MATCH REPLAY. Le jour où... Pierre Littbarski balance sur Paname.


De retour à Cologne après un passage express au Racing, Pierre Littbarski se lâche auprès du correspondant allemand – Rainer Kalb – dans les colonnes de l'hebdomadaire France Football. Dans son édition du 25 août 1987, l'attaquant de la Mannschaft balance tout et règle ses comptes avec les membres – joueurs et staff – de l'équipe parisienne. Une bonne thérapie pour celui qui s'est senti considéré comme un paria dans le club de Lagardère. Effet Séville ou pas, Pierre Littbarski n'a pas du tout apprécié son exil dans la capitale, et tient à le faire savoir.

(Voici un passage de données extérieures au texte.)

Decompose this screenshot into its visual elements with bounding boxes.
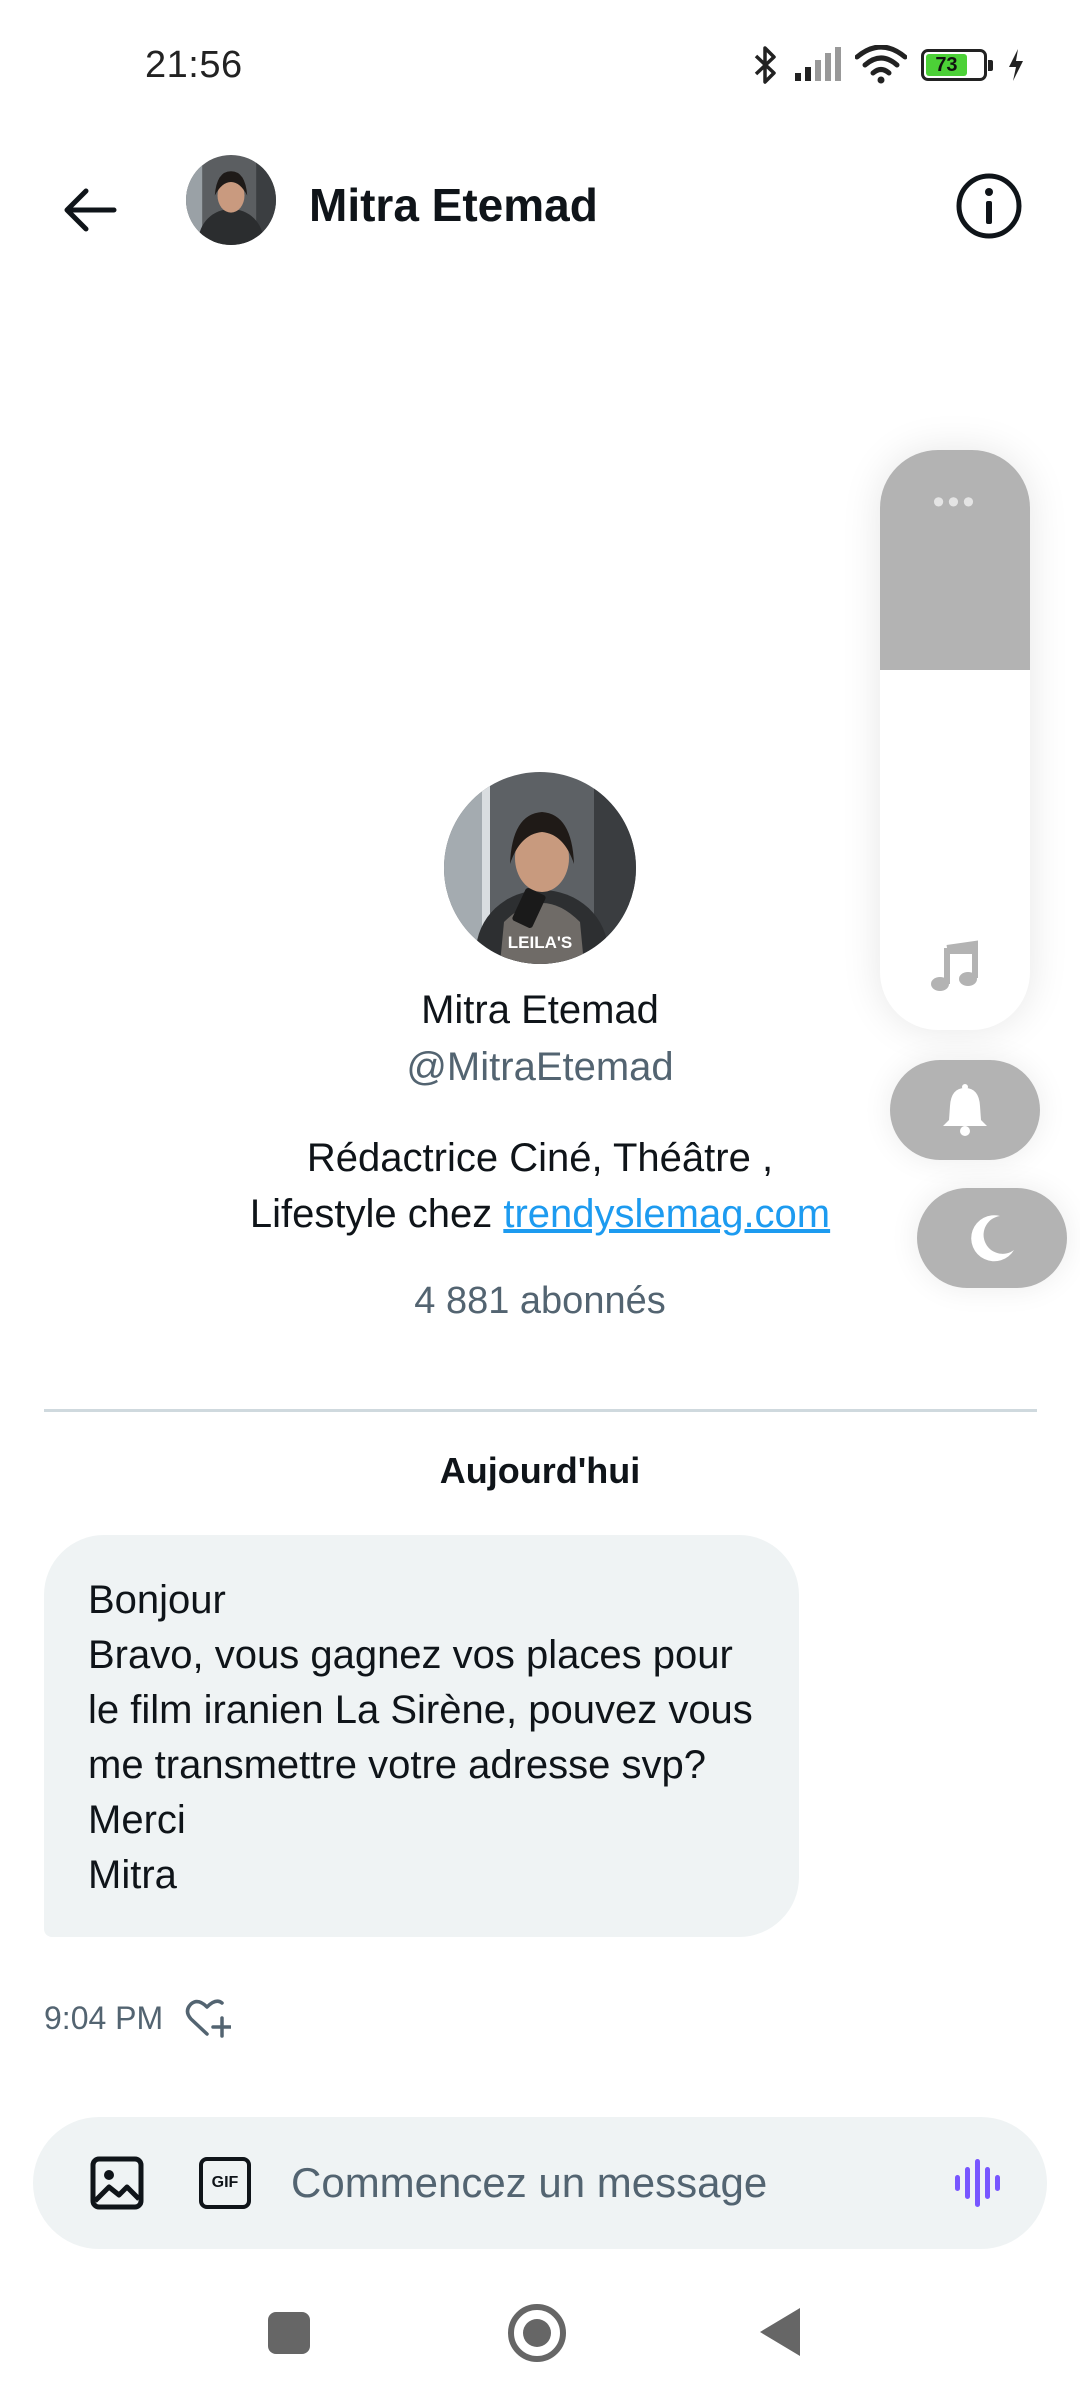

« Le Racing reste une troupe de mercenaires qui ne fera jamais une équipe » balance Litti en montrant les crocs. « On ne m'a jamais accepté » surenchérit-il dans la foulée de son départ. « J'espérais que, cette année (Pierre Littbarski débute la saison 1987-88 et joue les deux premières journées avant de partir), ça irait mieux, mais rien n'avait changé. Au cours des deux premiers matches, on ne m'a donné quasiment aucun ballon » regrette l'homme aux jambes arquées. Privé de baballe, Litti enrage contre ses partenaires... qui n'en sont pas finalement. « Les buts que nous avons marqués la saison dernière (1986-87) ont été le résultat d'actions individuelles. Les combinaisons, le jeu collectif n'ont jamais existé. Chacun voulait se mettre en valeur et empêcher l'autre de briller. » Et pan dans le gueule, mais c'est pas tout !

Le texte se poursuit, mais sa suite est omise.